Кандагарский излом | страница 68
— Не грузись, сестренка, перемелется, — бросил Ригель.
— Рот закрой, — буркнул Сашка, глянув на него как на идиота.
Чендряков понимал меня лучше всех и чувствовал мою боль, как свою. И мне было безумно жаль, что он — не Павел.
Только подумала, как увидела его. Он навис над нами, обводя недобрым взглядом солдат, и те, почуяв неладное, поспешили подняться, вытянулись.
Я хихикнула, углядев в их позах нелепость и комичность.
Шлыкова мой смешок отчего-то разозлил. Он отобрал у меня окурок, откинул в сторону и уставился на Сашу.
— Еще раз увижу, узнаю — порву.
— Мы ж как лучше хотели, товарищ старший лейтенант… — протянул Федул. Сашка пихнул его в бок и заверил Шлыкова:
— Больше не повторится, товарищ старший лейтенант.
«А чего это Павел раскомандовался?» — озадачилась я, поднимаясь. Меня качнуло.
— Между прочим… — начала и смолкла, встретившись взглядом с глазами Павла. В них было все: боль, понимание, злость от бессилия, укор и мольба. Еще вчера я бы смутилась и отвернулась, а сейчас разозлилась: он понимал все, кроме самого главного — насколько сильно он нужен мне именно сейчас, в этот момент, что я больше не хочу и не могу играть в любовь, я хочу ее знать. Потому что это единственное, что мне осталось, ради чего еще можно и нужно жить. И пусть это всего лишь соломинка, но порой она оказывается надежней корабля…

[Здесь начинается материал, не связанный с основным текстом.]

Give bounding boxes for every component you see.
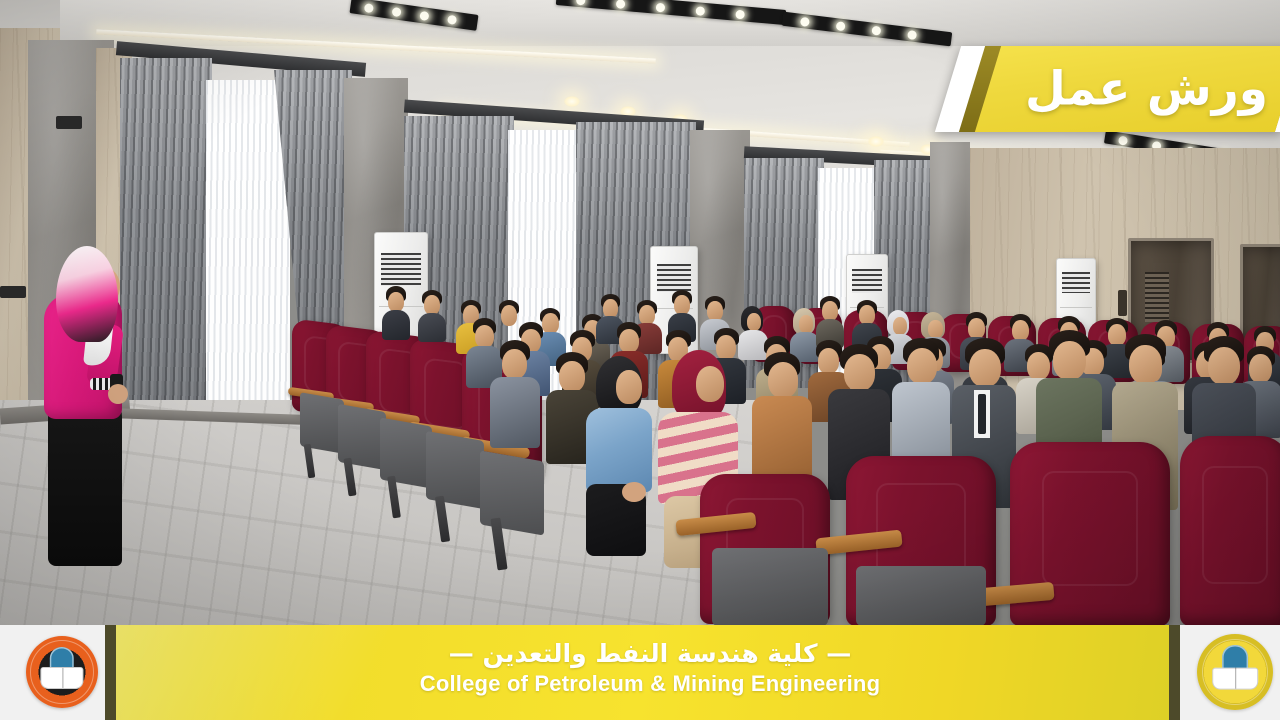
footer-college-name: — كلية هندسة النفط والتعدين — College of… (360, 639, 940, 697)
presenter-speaker (34, 246, 144, 566)
seal-arch-icon (1222, 645, 1248, 669)
college-seal (1197, 634, 1273, 710)
seat-base (712, 548, 828, 625)
seat-foreground-4 (1180, 436, 1280, 625)
seat-base (856, 566, 986, 625)
footer-name-arabic: — كلية هندسة النفط والتعدين — (360, 639, 940, 669)
university-seal (26, 636, 98, 708)
ceiling-downlight-1 (564, 96, 580, 107)
seal-arch-icon (50, 647, 74, 670)
title-banner: ورش عمل (948, 46, 1280, 132)
curtain-sheer-1 (206, 80, 290, 430)
poster-root: ورش عمل (0, 0, 1280, 720)
presenter-hijab (56, 246, 118, 342)
audience-member (490, 340, 540, 448)
presenter-skirt (48, 396, 122, 566)
audience-member (382, 286, 410, 340)
wall-speaker-left (56, 116, 82, 129)
presenter-hand (108, 384, 128, 404)
seal-book-icon (40, 667, 83, 689)
audience-member (418, 290, 446, 342)
banner-title-text: ورش عمل (1025, 62, 1268, 117)
footer-bar: — كلية هندسة النفط والتعدين — College of… (0, 625, 1280, 720)
door-vent (1145, 272, 1169, 322)
footer-name-english: College of Petroleum & Mining Engineerin… (360, 671, 940, 697)
wall-speaker-left-2 (0, 286, 26, 298)
audience-member-front-1 (586, 356, 652, 556)
door-handle (1118, 290, 1127, 316)
seat-base (480, 450, 544, 535)
footer-edge-left (105, 625, 116, 720)
footer-edge-right (1169, 625, 1180, 720)
ceiling-downlight-4 (868, 136, 884, 147)
seal-book-icon (1212, 667, 1258, 690)
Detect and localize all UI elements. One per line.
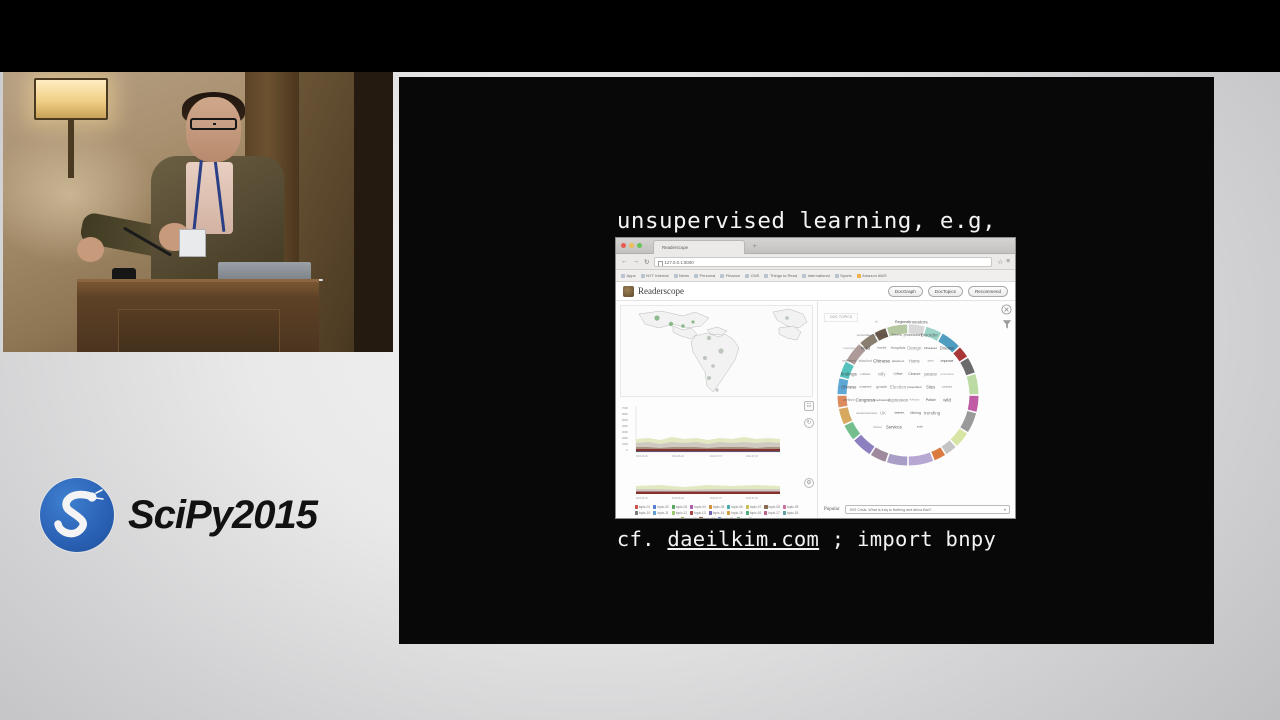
wall-lamp xyxy=(34,78,108,120)
close-icon[interactable] xyxy=(1001,304,1012,315)
legend-label: topic-13 xyxy=(694,511,705,515)
topic-word[interactable]: announcement xyxy=(856,411,876,415)
legend-item[interactable]: topic-06 xyxy=(727,505,743,509)
minimap-controls: ⚙ xyxy=(804,478,814,488)
new-tab-button[interactable]: + xyxy=(753,244,757,250)
legend-swatch xyxy=(737,517,740,518)
popular-select[interactable]: ISIS Crisis: What Is Iraq to Nothing and… xyxy=(845,505,1010,514)
timeseries-minimap[interactable]: 2014-06-012014-06-20 2014-07-072014-07-2… xyxy=(620,476,813,502)
legend-label: topic-16 xyxy=(750,511,761,515)
legend-label: topic-06 xyxy=(731,505,742,509)
legend-label: topic-19 xyxy=(685,517,696,518)
legend-label: topic-22 xyxy=(741,517,752,518)
bookmark-label: Apps xyxy=(627,273,636,278)
legend-item[interactable]: topic-15 xyxy=(727,511,743,515)
bookmark-label: CMS xyxy=(751,273,760,278)
legend-swatch xyxy=(672,511,675,514)
minimap-svg: 2014-06-012014-06-20 2014-07-072014-07-2… xyxy=(620,476,786,502)
topic-word[interactable]: Closure xyxy=(908,372,920,376)
filter-icon[interactable] xyxy=(1002,319,1012,330)
svg-text:2014-06-01: 2014-06-01 xyxy=(636,498,648,500)
topic-word[interactable]: Nation xyxy=(873,425,882,429)
bookmark-item[interactable]: Apps xyxy=(621,273,636,278)
legend-label: topic-08 xyxy=(769,505,780,509)
legend-swatch xyxy=(653,511,656,514)
topic-word[interactable]: Home xyxy=(909,359,920,364)
topic-word[interactable]: Design xyxy=(907,345,921,350)
speaker-badge xyxy=(179,229,206,257)
legend-swatch xyxy=(635,505,638,508)
window-controls xyxy=(621,243,642,248)
app-nav-buttons: DocGraph DocTopics Recommend xyxy=(888,286,1008,297)
ring-segment[interactable] xyxy=(964,412,972,430)
topic-word[interactable]: College xyxy=(894,373,903,376)
topic-word[interactable]: welfare xyxy=(843,398,855,402)
caption-prefix: cf. xyxy=(617,527,668,551)
topic-word[interactable]: company xyxy=(942,386,953,389)
bookmark-label: Amazon AWS xyxy=(862,273,887,278)
ring-segment[interactable] xyxy=(888,458,907,461)
legend-swatch xyxy=(764,511,767,514)
legend-item[interactable]: topic-07 xyxy=(746,505,762,509)
legend-item[interactable]: topic-21 xyxy=(718,517,734,518)
popular-row: Popular ISIS Crisis: What Is Iraq to Not… xyxy=(824,505,1010,514)
legend-label: topic-14 xyxy=(713,511,724,515)
ring-segment[interactable] xyxy=(909,457,932,461)
svg-text:2000: 2000 xyxy=(622,436,628,440)
legend-label: topic-09 xyxy=(787,505,798,509)
svg-text:2014-06-20: 2014-06-20 xyxy=(672,498,684,500)
legend-swatch xyxy=(653,505,656,508)
legend-item[interactable]: topic-10 xyxy=(635,511,651,515)
chart-legend: topic-01topic-02topic-03topic-04topic-05… xyxy=(620,505,813,518)
topic-word[interactable]: medication xyxy=(874,398,889,402)
app-title: Readerscope xyxy=(638,286,684,296)
bookmark-item[interactable]: Finance xyxy=(720,273,740,278)
topic-word[interactable]: Georgia xyxy=(843,346,854,350)
scipy-logo: SciPy2015 xyxy=(40,478,317,552)
topic-word[interactable]: congested xyxy=(859,386,871,389)
bookmark-item[interactable]: Personal xyxy=(694,273,715,278)
url-actions: ☆ ≡ xyxy=(997,258,1010,266)
ring-segment[interactable] xyxy=(858,438,872,451)
topic-word[interactable]: wild xyxy=(943,398,951,403)
topic-word[interactable]: Shooting xyxy=(892,333,902,336)
topic-word[interactable]: Sites xyxy=(926,385,935,390)
legend-label: topic-15 xyxy=(731,511,742,515)
forward-icon[interactable]: → xyxy=(633,258,640,265)
bookmark-label: International xyxy=(808,273,830,278)
legend-swatch xyxy=(690,505,693,508)
calendar-icon[interactable]: ☷ xyxy=(804,401,814,411)
legend-item[interactable]: topic-03 xyxy=(672,505,688,509)
topic-word[interactable]: investors xyxy=(909,319,927,324)
speaker-glasses xyxy=(190,118,237,130)
bookmark-item[interactable]: CMS xyxy=(745,273,759,278)
right-panel: DOC TOPICS oilRegionalinvestorscomm xyxy=(818,301,1015,518)
ring-segment[interactable] xyxy=(964,360,970,374)
chart-controls: ☷ ↻ xyxy=(804,401,814,428)
recommend-button[interactable]: Recommend xyxy=(968,286,1008,297)
topic-wordcloud: oilRegionalinvestorscommitteevehiclesSho… xyxy=(836,317,960,435)
topic-word[interactable]: diabetes xyxy=(894,412,904,415)
doctopics-button[interactable]: DocTopics xyxy=(928,286,963,297)
topic-word[interactable]: vehicles xyxy=(873,332,888,337)
caption-suffix: ; import bnpy xyxy=(819,527,996,551)
ring-segment[interactable] xyxy=(933,451,943,456)
topic-word[interactable]: head xyxy=(861,345,870,350)
legend-label: topic-04 xyxy=(694,505,705,509)
map-svg xyxy=(621,306,813,396)
legend-swatch xyxy=(783,511,786,514)
left-panel: 70006000 50004000 30002000 10000 xyxy=(616,301,818,518)
legend-label: topic-01 xyxy=(639,505,650,509)
topic-word[interactable]: Chinese xyxy=(841,385,856,390)
caption-link[interactable]: daeilkim.com xyxy=(667,527,819,551)
bookmark-label: News xyxy=(679,273,689,278)
legend-item[interactable]: topic-05 xyxy=(709,505,725,509)
topic-word[interactable]: findings xyxy=(841,372,857,377)
timeseries-chart[interactable]: 70006000 50004000 30002000 10000 xyxy=(620,401,813,473)
svg-text:2014-06-01: 2014-06-01 xyxy=(636,456,648,458)
speaker-video xyxy=(3,72,393,352)
topic-word[interactable]: Advisory xyxy=(909,399,919,402)
legend-label: topic-11 xyxy=(657,511,668,515)
legend-item[interactable]: topic-08 xyxy=(764,505,780,509)
browser-titlebar: Readerscope + xyxy=(616,238,1015,254)
bookmark-label: Things to Read xyxy=(770,273,797,278)
legend-item[interactable]: topic-18 xyxy=(783,511,799,515)
ring-segment[interactable] xyxy=(971,375,974,394)
legend-swatch xyxy=(681,517,684,518)
browser-navbar: ← → ↻ 127.0.0.1:5000 ☆ ≡ xyxy=(616,254,1015,270)
legend-swatch xyxy=(718,517,721,518)
legend-label: topic-17 xyxy=(768,511,779,515)
svg-text:6000: 6000 xyxy=(622,412,628,416)
topic-word[interactable]: trade xyxy=(917,425,923,428)
legend-swatch xyxy=(727,505,730,508)
topic-word[interactable]: improve xyxy=(941,359,954,363)
svg-text:1000: 1000 xyxy=(622,442,628,446)
svg-text:2014-07-25: 2014-07-25 xyxy=(746,456,758,458)
topic-word[interactable]: Diseases xyxy=(924,346,937,350)
legend-item[interactable]: topic-04 xyxy=(690,505,706,509)
legend-item[interactable]: topic-16 xyxy=(746,511,762,515)
wall-dark-edge xyxy=(354,72,393,352)
topic-word[interactable]: Police xyxy=(926,398,936,402)
close-button[interactable] xyxy=(621,243,626,248)
legend-item[interactable]: topic-20 xyxy=(699,517,715,518)
bookmarks-bar: Apps NYT Internal News Personal Finance … xyxy=(616,270,1015,282)
legend-swatch xyxy=(727,511,730,514)
legend-item[interactable]: topic-14 xyxy=(709,511,725,515)
topic-word[interactable]: oil xyxy=(875,320,878,323)
app-panes: 70006000 50004000 30002000 10000 xyxy=(616,301,1015,518)
legend-swatch xyxy=(783,505,786,508)
legend-swatch xyxy=(699,517,702,518)
legend-item[interactable]: topic-09 xyxy=(783,505,799,509)
topic-word[interactable]: Services xyxy=(886,424,902,429)
topic-word[interactable]: Congress xyxy=(855,398,875,403)
timeseries-svg: 70006000 50004000 30002000 10000 xyxy=(620,401,786,469)
topic-word[interactable]: Mining xyxy=(910,411,921,415)
topic-word[interactable]: militant xyxy=(860,372,870,376)
bookmark-label: Finance xyxy=(726,273,740,278)
topic-word[interactable]: notifications xyxy=(842,360,856,363)
svg-text:3000: 3000 xyxy=(622,430,628,434)
legend-item[interactable]: topic-11 xyxy=(653,511,668,515)
svg-text:2014-07-25: 2014-07-25 xyxy=(746,498,758,500)
legend-swatch xyxy=(709,505,712,508)
svg-text:4000: 4000 xyxy=(622,424,628,428)
topic-word[interactable]: committee xyxy=(857,333,871,337)
legend-swatch xyxy=(690,511,693,514)
bookmark-label: Sports xyxy=(840,273,852,278)
ring-segment[interactable] xyxy=(944,444,953,451)
scipy-logo-text: SciPy2015 xyxy=(128,493,317,538)
topic-word[interactable]: Disease xyxy=(940,345,955,350)
topic-panel-controls xyxy=(1001,304,1012,330)
topic-word[interactable]: prevention xyxy=(907,385,921,389)
legend-swatch xyxy=(746,511,749,514)
topic-word[interactable]: Regional xyxy=(895,320,909,324)
bookmark-item[interactable]: Sports xyxy=(835,273,852,278)
slide-caption: cf. daeilkim.com ; import bnpy xyxy=(399,527,1214,551)
topic-word[interactable]: Election xyxy=(890,385,906,390)
bookmark-label: NYT Internal xyxy=(646,273,668,278)
docgraph-button[interactable]: DocGraph xyxy=(888,286,923,297)
topic-word[interactable]: Chinese xyxy=(873,359,890,364)
settings-icon[interactable]: ⚙ xyxy=(804,478,814,488)
app-header: Readerscope DocGraph DocTopics Recommend xyxy=(616,282,1015,301)
bookmark-label: Personal xyxy=(700,273,716,278)
menu-icon[interactable]: ≡ xyxy=(1006,258,1010,265)
legend-item[interactable]: topic-13 xyxy=(690,511,706,515)
back-icon[interactable]: ← xyxy=(621,258,628,265)
bookmark-item[interactable]: Things to Read xyxy=(764,273,797,278)
topic-word[interactable]: attacked xyxy=(859,359,873,363)
legend-label: topic-02 xyxy=(657,505,668,509)
refresh-icon[interactable]: ↻ xyxy=(804,418,814,428)
popular-label: Popular xyxy=(824,507,840,512)
browser-screenshot: Readerscope + ← → ↻ 127.0.0.1:5000 ☆ ≡ A… xyxy=(616,238,1015,518)
legend-item[interactable]: topic-17 xyxy=(764,511,780,515)
bookmark-item[interactable]: Amazon AWS xyxy=(857,273,887,278)
legend-swatch xyxy=(764,505,767,508)
reload-icon[interactable]: ↻ xyxy=(644,258,649,266)
app-logo-icon xyxy=(623,286,634,297)
legend-label: topic-07 xyxy=(750,505,761,509)
topic-word[interactable]: trending xyxy=(924,411,941,416)
legend-label: topic-21 xyxy=(722,517,733,518)
bookmark-item[interactable]: International xyxy=(802,273,830,278)
svg-text:7000: 7000 xyxy=(622,406,628,410)
legend-label: topic-20 xyxy=(704,517,715,518)
legend-label: topic-18 xyxy=(787,511,798,515)
legend-swatch xyxy=(709,511,712,514)
topic-word[interactable]: rally xyxy=(878,372,886,377)
topic-word[interactable]: depression xyxy=(888,398,908,403)
world-map[interactable] xyxy=(620,305,813,397)
legend-label: topic-12 xyxy=(676,511,687,515)
podium xyxy=(77,279,319,352)
topic-word[interactable]: hospital xyxy=(877,346,886,349)
maximize-button[interactable] xyxy=(637,243,642,248)
browser-tab[interactable]: Readerscope xyxy=(653,240,745,254)
legend-item[interactable]: topic-22 xyxy=(737,517,753,518)
svg-text:2014-06-20: 2014-06-20 xyxy=(672,456,684,458)
topic-word[interactable]: UK xyxy=(880,411,886,416)
ring-segment[interactable] xyxy=(873,451,887,457)
slide-title: unsupervised learning, e.g, xyxy=(399,208,1214,234)
legend-swatch xyxy=(746,505,749,508)
minimize-button[interactable] xyxy=(629,243,634,248)
topic-word[interactable]: peace xyxy=(924,372,937,377)
svg-text:2014-07-07: 2014-07-07 xyxy=(710,498,722,500)
url-input[interactable]: 127.0.0.1:5000 xyxy=(654,257,992,267)
presentation-slide: unsupervised learning, e.g, Readerscope … xyxy=(399,77,1214,644)
legend-item[interactable]: topic-19 xyxy=(681,517,697,518)
legend-item[interactable]: topic-01 xyxy=(635,505,651,509)
legend-label: topic-05 xyxy=(713,505,724,509)
legend-item[interactable]: topic-02 xyxy=(653,505,669,509)
legend-label: topic-10 xyxy=(639,511,650,515)
legend-item[interactable]: topic-12 xyxy=(672,511,688,515)
bookmark-item[interactable]: News xyxy=(674,273,690,278)
topic-word[interactable]: agent xyxy=(927,360,934,363)
app-viewport: Readerscope DocGraph DocTopics Recommend xyxy=(616,282,1015,518)
svg-text:2014-07-07: 2014-07-07 xyxy=(710,456,722,458)
legend-label: topic-03 xyxy=(676,505,687,509)
svg-text:5000: 5000 xyxy=(622,418,628,422)
topic-word[interactable]: Hospitals xyxy=(891,346,906,350)
legend-swatch xyxy=(672,505,675,508)
topic-word[interactable]: attackers xyxy=(892,359,905,363)
topic-word[interactable]: executive xyxy=(941,372,954,376)
bookmark-item[interactable]: NYT Internal xyxy=(641,273,669,278)
legend-swatch xyxy=(635,511,638,514)
topic-word[interactable]: Disorder xyxy=(921,332,938,337)
snake-icon xyxy=(40,478,114,552)
svg-text:0: 0 xyxy=(626,448,628,452)
star-icon[interactable]: ☆ xyxy=(997,258,1003,266)
scipy-snake-logo xyxy=(40,478,114,552)
topic-word[interactable]: growth xyxy=(876,385,887,389)
topic-word[interactable]: prosecutors xyxy=(904,333,923,337)
ring-segment[interactable] xyxy=(972,396,974,411)
letterbox-top xyxy=(0,0,1280,72)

Мне стало обидно до слез, что он не понимает элементарного. Мои слезы подействовали на всю компанию странным образом. Ребята смущенно переглянулись и испарились в темноте, словно их и не было. Павел шагнул ко мне и обнял, отер влагу с лица, убирая заодно непослушные прядки со щеки:
— Я с тобой, я всегда с тобой, только не плачь, никогда больше не плачь.
В глухом голосе было столько боли и печали, нежности и любви, что я не сдержалась и обвила шею Павла руками, крепко прижавшись к его груди:
— Так будь со мной, пожалуйста, будь.
— Олеся… — и вдруг пропел шепотом: «Олеся, Олеся, Олеся — так птицы кричат, так птицы кричат в поднебесье, Олеся. Останься со мною, Олеся, как сказка, как чудо, как песня»…
Я не знала нежности большей, чем подарил мне Павел. Он не ласкал — он упивался, он не брал — он дарил. Все неприятности, обиды, горе, страхи исчезли за завесой его любви, растворились, как звезды в небе. Он возродил меня, наполнив жизнь новым смыслом. Он, только он — его глаза, губы, руки, тело властвовали надо мной, всецело поглотив и растворив в себе. Так соединяются любя, так любят, соединяясь, сплетаются не только телом, но душой.